Open maxcountryman opened 5 years ago
@maxcountryman hm we haven't seen this, which version of Airflow are you running? I assume the problem goes away when airflow_metrics
isn't on the plugin path?
We're using the latest Airflow: 1.10.5. And yes, removing the plugin seems to have stopped the scheduler crashes.
That's peculiar. The only line that touches settings
is here https://github.com/getsentry/airflow-metrics/blob/2f56cc6d0eb125a113f6511153d439f40ddbc50b/airflow_metrics/airflow_metrics/patch_stats.py#L34 and that shouldn't cause settings.Session
to become None
.
Would you mind posting a more verbose stack trace to hopefully shed some more light on this issue?

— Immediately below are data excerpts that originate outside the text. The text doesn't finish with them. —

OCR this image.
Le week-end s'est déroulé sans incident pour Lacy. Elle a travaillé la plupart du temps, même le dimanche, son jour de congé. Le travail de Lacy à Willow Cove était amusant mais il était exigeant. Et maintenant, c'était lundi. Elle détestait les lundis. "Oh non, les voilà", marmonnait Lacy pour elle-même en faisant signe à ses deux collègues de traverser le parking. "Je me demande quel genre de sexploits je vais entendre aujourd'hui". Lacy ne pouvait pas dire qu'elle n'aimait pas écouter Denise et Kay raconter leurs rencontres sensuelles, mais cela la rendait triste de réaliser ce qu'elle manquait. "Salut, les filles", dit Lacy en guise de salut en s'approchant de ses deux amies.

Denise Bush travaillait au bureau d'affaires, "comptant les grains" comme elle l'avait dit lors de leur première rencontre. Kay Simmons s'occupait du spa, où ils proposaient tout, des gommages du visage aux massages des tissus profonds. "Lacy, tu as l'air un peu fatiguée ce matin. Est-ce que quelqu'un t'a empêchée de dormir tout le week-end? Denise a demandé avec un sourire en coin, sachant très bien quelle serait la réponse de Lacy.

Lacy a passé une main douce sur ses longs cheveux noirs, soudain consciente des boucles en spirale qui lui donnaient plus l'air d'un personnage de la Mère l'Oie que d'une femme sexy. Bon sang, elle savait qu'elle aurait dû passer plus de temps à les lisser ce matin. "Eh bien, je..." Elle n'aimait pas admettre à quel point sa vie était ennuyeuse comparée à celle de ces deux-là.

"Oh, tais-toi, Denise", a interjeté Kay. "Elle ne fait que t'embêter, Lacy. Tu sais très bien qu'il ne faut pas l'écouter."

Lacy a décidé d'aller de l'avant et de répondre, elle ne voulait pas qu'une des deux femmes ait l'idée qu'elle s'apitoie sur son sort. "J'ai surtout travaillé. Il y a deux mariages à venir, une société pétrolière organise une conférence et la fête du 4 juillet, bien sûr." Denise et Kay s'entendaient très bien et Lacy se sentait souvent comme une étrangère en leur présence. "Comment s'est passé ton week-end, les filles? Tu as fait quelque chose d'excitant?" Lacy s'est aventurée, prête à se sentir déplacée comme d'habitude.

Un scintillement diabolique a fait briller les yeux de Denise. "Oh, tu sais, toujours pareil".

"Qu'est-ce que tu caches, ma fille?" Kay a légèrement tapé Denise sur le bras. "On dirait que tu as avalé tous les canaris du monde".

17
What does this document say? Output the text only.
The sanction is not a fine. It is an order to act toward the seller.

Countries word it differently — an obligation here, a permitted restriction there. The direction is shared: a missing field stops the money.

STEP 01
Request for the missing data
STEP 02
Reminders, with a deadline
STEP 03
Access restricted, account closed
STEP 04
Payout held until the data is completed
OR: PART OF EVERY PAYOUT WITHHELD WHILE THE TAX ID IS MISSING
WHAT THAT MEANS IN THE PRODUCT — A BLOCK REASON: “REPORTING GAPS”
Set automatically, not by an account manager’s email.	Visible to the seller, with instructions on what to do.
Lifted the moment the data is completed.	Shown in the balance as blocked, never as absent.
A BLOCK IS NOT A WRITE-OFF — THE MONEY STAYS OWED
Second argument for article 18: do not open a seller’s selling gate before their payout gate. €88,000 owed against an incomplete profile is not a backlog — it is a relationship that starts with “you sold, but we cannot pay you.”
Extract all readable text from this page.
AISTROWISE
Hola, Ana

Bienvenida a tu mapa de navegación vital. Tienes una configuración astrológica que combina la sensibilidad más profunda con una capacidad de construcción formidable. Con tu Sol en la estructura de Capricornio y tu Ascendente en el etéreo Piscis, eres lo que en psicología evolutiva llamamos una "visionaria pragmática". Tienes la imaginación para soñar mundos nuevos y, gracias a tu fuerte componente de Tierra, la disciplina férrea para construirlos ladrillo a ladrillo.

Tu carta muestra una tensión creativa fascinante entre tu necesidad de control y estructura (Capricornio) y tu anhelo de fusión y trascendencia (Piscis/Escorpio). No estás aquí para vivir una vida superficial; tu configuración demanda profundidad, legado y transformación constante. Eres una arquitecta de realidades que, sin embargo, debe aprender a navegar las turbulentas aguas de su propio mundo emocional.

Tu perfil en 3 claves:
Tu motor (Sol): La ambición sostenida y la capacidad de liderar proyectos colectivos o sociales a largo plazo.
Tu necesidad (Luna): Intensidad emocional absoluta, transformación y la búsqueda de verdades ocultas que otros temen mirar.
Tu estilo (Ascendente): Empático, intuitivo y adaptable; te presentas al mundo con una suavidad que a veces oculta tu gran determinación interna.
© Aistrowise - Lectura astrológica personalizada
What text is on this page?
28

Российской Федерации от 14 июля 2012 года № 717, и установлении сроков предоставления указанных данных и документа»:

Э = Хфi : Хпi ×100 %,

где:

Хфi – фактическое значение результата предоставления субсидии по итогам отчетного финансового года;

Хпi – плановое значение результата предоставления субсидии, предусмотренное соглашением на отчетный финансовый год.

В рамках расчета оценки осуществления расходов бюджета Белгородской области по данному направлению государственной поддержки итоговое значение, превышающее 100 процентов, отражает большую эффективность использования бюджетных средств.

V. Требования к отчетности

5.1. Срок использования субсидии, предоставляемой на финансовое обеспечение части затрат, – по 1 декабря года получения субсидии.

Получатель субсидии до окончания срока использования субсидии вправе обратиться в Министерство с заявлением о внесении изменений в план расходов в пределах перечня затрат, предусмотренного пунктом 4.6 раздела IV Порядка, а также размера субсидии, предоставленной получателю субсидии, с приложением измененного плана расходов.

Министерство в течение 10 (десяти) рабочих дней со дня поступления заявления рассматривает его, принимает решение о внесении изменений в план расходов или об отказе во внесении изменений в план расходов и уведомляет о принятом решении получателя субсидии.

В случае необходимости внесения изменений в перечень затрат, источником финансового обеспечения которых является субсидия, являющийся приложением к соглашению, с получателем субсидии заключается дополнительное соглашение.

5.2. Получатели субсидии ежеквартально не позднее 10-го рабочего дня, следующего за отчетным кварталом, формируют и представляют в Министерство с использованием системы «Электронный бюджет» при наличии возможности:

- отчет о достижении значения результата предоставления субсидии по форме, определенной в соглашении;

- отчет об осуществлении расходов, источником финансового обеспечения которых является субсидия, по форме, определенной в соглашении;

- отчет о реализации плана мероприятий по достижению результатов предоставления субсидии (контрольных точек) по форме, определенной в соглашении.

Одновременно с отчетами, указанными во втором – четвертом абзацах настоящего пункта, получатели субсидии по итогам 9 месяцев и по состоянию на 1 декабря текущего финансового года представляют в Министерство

Edit: I also found this issue https://issues.apache.org/jira/browse/AIRFLOW-2363 and in their case, it seems like a different error caused settings.Session
to become None
Unfortunately that's the only traceback I have and now that we've removed the plugin the scheduler isn't crashing.
We tried adding this again and consistently saw it re-introduce the crashed scheduler issue. This is a complete nonstarter for us so it would be great if someone could look into this more.
Also frustratingly there are no logs coming out of the scheduler process, it just dies.
If there are no logs, would you mind providing some more details regarding how your airflow is set up? If you can reproduce the crash in an environment I can run, that'd be even better. As it stands, there's no way for me to know what the problem is.
Hello Team we are facing a similar issue, we had deployed airflow on a Kubernetes cluster and added this plugin, where the airflow scheduler stopped working.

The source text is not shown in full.